Why are there so many data points that fall outside of the 95% CIs?

Prediction intervals vs. Confidence intervals
- CIs for $\widehat{\text{E}(y_0)}=\mathbf{x}^{\prime}_0\hat{\boldsymbol{\beta}}$
- How to interpret $\widehat{\text{E}(y_0)}$
- What if I wanted to predict $y_0$?
  - $y_0\sim\text{N}(\mathbf{x}^{\prime}_0\hat{\boldsymbol{\beta}},\hat{\sigma}^2)$
- Expected value and variance of $y_0$
- Prediction interval $\text{P}\left(\mathbf{x}^{\prime}_0\hat{\boldsymbol{\beta}}-t_{\alpha/2,n-p}\sqrt{\hat{\sigma^{2}}(1+\mathbf{x}_{0}^{'}(\mathbf{X}^{'}\mathbf{X})^{-1}\mathbf{x}_{0})}<y_0<\mathbf{x}^{\prime}_0\hat{\boldsymbol{\beta}}+t_{\alpha/2,n-p}\sqrt{\hat{\sigma^{2}}(\mathbf{x}_{0}^{'}(\mathbf{X}^{'}\mathbf{X})^{-1}\mathbf{x}_{0})}\right)=\\1-\alpha$
- The 95% PI is $\mathbf{x}^{\prime}_0\hat{\boldsymbol{\beta}}\pm t_{\alpha/2,n-p}\sqrt{\hat{\sigma^{2}}(1+\mathbf{x}_{0}^{'}(\mathbf{X}^{'}\mathbf{X})^{-1}\mathbf{x}_{0})}$
- Example in R
```
y.hat <- predict(m1, interval = "prediction")
head(y.hat)
```
```
##        fit      lwr      upr
## 1 29.35980 6.630220 52.08938
## 2 28.84122 6.284368 51.39807
## 3 28.47610 6.073089 50.87910
## 4 28.26444 5.997480 50.53139
## 5 28.20624 6.058655 50.35382
## 6 28.30150 6.257741 50.34526
```
```
plot(df1$Winter, df1$N, xlab = "Year", ylab = "Population size", xlim = c(1940, 2025),
    ylim = c(0, 300), typ = "b", lwd = 1.5, pch = "*")
points(df1$Winter, y.hat[, 1], typ = "l", col = "red")
points(df1$Winter, y.hat[, 2], typ = "l", col = "red", lty = 2)
points(df1$Winter, y.hat[, 3], typ = "l", col = "red", lty = 2)
```

Literature cited

Efron, Bradley, and Robert J Tibshirani. 1994. An Introduction to the Bootstrap. CRC press.

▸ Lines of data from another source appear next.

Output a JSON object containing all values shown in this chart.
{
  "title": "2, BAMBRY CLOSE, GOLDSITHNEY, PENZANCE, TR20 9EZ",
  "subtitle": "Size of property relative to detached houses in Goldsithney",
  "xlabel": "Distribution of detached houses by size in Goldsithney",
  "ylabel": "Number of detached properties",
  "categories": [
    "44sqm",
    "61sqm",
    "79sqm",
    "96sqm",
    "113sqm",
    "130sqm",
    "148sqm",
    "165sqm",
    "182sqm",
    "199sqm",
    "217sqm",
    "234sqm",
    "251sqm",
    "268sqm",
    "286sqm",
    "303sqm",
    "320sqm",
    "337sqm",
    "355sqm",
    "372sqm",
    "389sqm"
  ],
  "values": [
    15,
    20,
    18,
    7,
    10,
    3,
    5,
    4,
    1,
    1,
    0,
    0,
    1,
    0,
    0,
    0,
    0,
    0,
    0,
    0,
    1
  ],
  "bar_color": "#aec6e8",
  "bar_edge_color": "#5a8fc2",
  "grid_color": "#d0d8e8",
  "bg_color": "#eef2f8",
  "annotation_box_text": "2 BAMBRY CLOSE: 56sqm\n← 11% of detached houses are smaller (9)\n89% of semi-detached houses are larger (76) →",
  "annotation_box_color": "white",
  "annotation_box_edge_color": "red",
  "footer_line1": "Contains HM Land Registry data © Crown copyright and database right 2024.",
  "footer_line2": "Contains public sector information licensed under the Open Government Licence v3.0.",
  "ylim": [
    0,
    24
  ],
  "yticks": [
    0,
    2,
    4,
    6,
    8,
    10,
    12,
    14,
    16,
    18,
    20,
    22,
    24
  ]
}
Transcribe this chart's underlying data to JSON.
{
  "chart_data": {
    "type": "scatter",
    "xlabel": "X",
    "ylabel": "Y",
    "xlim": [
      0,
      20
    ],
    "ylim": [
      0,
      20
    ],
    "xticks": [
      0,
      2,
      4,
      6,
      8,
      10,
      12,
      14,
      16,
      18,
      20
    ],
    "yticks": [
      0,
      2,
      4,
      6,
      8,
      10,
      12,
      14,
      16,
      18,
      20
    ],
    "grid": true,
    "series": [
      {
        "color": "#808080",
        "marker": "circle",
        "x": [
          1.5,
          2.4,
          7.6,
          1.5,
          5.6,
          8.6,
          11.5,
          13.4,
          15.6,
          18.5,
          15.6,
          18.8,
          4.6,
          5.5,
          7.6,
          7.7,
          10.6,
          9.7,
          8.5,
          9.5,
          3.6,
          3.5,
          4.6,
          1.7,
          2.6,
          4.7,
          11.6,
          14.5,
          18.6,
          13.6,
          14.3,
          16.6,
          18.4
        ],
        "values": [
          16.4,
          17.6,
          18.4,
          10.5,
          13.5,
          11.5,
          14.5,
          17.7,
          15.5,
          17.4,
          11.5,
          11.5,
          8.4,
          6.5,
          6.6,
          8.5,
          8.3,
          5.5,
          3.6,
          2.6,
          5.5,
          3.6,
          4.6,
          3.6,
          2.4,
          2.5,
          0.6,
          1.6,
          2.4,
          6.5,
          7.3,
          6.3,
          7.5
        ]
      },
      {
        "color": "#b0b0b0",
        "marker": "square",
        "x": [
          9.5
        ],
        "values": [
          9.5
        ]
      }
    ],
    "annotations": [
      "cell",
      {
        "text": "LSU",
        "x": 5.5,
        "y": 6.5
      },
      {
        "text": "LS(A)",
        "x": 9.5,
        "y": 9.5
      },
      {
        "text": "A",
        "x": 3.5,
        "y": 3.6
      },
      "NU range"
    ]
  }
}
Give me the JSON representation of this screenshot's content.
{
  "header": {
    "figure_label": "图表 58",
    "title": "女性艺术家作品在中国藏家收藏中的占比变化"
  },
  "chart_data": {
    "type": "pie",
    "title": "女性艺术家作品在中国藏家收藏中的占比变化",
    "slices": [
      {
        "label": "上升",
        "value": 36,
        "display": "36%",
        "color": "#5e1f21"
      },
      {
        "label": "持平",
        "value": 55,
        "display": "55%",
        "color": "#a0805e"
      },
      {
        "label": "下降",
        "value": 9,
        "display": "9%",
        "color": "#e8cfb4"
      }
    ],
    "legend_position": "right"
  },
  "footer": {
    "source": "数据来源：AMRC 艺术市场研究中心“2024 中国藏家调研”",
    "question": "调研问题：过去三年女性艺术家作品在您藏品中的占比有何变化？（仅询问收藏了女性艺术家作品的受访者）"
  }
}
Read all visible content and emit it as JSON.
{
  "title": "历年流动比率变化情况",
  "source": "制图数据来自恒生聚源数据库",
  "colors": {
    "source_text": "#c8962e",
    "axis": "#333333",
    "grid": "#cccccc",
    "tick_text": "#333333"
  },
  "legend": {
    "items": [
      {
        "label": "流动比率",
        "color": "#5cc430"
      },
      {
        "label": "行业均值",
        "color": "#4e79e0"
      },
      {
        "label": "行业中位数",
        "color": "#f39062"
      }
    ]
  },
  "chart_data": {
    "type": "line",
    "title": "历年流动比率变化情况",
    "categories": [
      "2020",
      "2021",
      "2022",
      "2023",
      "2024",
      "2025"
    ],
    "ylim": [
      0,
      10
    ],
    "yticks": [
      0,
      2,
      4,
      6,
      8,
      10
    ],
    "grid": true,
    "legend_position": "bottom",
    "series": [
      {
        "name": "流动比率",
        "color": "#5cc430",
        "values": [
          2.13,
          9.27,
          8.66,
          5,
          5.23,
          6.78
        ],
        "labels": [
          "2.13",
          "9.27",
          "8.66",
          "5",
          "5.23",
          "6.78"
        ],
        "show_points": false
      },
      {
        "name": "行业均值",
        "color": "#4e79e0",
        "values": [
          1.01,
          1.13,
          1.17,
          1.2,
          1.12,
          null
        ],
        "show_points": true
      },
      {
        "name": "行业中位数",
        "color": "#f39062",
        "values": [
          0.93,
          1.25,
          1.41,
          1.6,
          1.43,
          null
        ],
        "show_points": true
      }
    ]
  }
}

Faraway, J. J. 2014. Linear Models with r. CRC Press.

Hesterberg, Tim C. 2015. “What Teachers Should Know about the Bootstrap: Resampling in the Undergraduate Statistics Curriculum.” The American Statistician 69 (4): 371–86.